Where are our John Wesley's today? Billy & Franklin Graham are silent when it comes to the wickedness of the Democratic Party. Let us demand our Pastors to live up to the Standard of Yahweh's Word when it comes to abolishing abortion and sodomy; sins which are promoted by the members of the Democratic Party. These wicked members should be told to repent of their ways by leaving the Democratic party or leave our Churches!
Appendix A
Securing Reproductive Health, Rights, and Justice
Democrats are committed to protecting and advancing reproductive health, rights, and justice. We believe unequivocally, like the majority of Americans, that every woman should have access to quality reproductive health care services, including safe and legal abortion—regardless of where she lives, how much money she makes, or how she is insured. We believe that reproductive health is core to women’s, men’s, and young people’s health and wellbeing. We will continue to stand up to Republican efforts to defund Planned Parenthood health centers, which provide critical health services to millions of people. We will continue to oppose—and seek to overturn—federal and state laws and policies that impede a woman’s access to abortion, including by repealing the Hyde Amendment. We condemn and will combat any acts of violence, harassment, and intimidation of reproductive health providers, patients, and staff. We will defend the ACA, which extends affordable preventive health care to women, including no-cost contraception, and prohibits discrimination in health care based on gender.
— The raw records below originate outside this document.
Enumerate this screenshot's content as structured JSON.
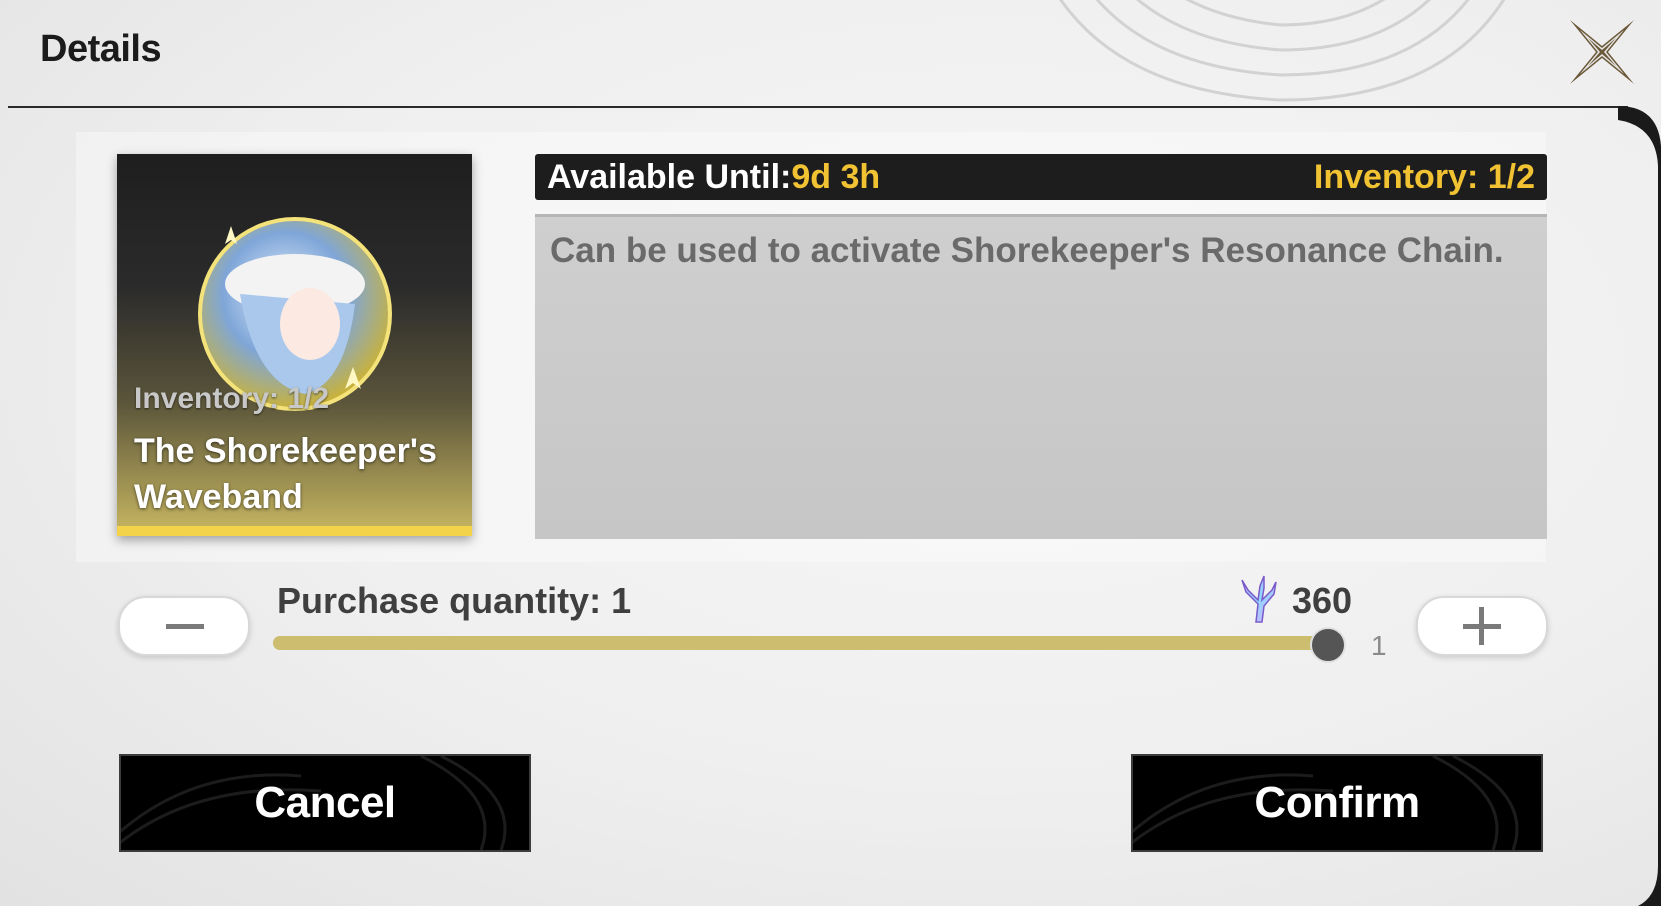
{
  "header": {
    "title": "Details"
  },
  "item": {
    "card_inventory": "Inventory: 1/2",
    "name": "The Shorekeeper's Waveband"
  },
  "info_bar": {
    "available_label": "Available Until:",
    "available_value": "9d 3h",
    "inventory": "Inventory: 1/2"
  },
  "description": "Can be used to activate Shorekeeper's Resonance Chain.",
  "purchase": {
    "quantity_label": "Purchase quantity: 1",
    "price": "360",
    "slider_max": "1",
    "slider_fraction": 1.0
  },
  "buttons": {
    "cancel": "Cancel",
    "confirm": "Confirm"
  },
  "colors": {
    "accent_gold": "#f1c232",
    "slider_fill": "#cdbd6e",
    "card_bar": "#f3d34a"
  },
  "icons": {
    "close": "close-icon",
    "minus": "minus-icon",
    "plus": "plus-icon",
    "currency": "coral-currency-icon"
  }
}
Lesbian, Gay, Bisexual, and Transgender People
Democrats believe that LGBT rights are human rights and that American foreign policy should advance the ability of all persons to live with dignity, security, and respect, regardless of who they are or who they love. We applaud President Obama’s historic Presidential Memorandum on International Initiatives to Advance the Human Rights of Lesbian, Gay, Bisexual, and Transgender Persons, which combats criminalization, protects refugees, and provides foreign assistance. We will continue to stand with LGBT people around the world, including fighting efforts by any nation to infringe on LGBT rights or ignore abuse. (http://s3.amazonaws.com/uploads.democrats.org/Downloads/2016_DNC_Platform.pdf)
Appendix B
1. That Congress has no power under the Constitution, to interfere with or control the domestic institutions of the several States, and that such States are the sole and proper judges of everything appertaining to their own affairs, not prohibited by the Constitution; that all efforts of the abolitionists, or others, made to induce Congress to interfere with questions of slavery, or to take incipient steps in relation thereto, are calculated to lead to the most alarming and dangerous consequences; and that all such efforts have an inevitable tendency to diminish the happiness of the people and endanger the stability and permanency of the Union, and ought not to be countenanced by any friend of our political institutions. 1856 Democratic Party Platform (http://www.presidency.ucsb.edu/ws/index.php?pid=29576)
(When quoting scriptures, from the Rotherham Emphasized Bible New Testament, I will substitute the Hebrew words
Yahoshua (yeh-ho-shoo’- ah) for Jesus, Yahweh and Elohim for God and the LORD and ruah for pneuma (spirit).)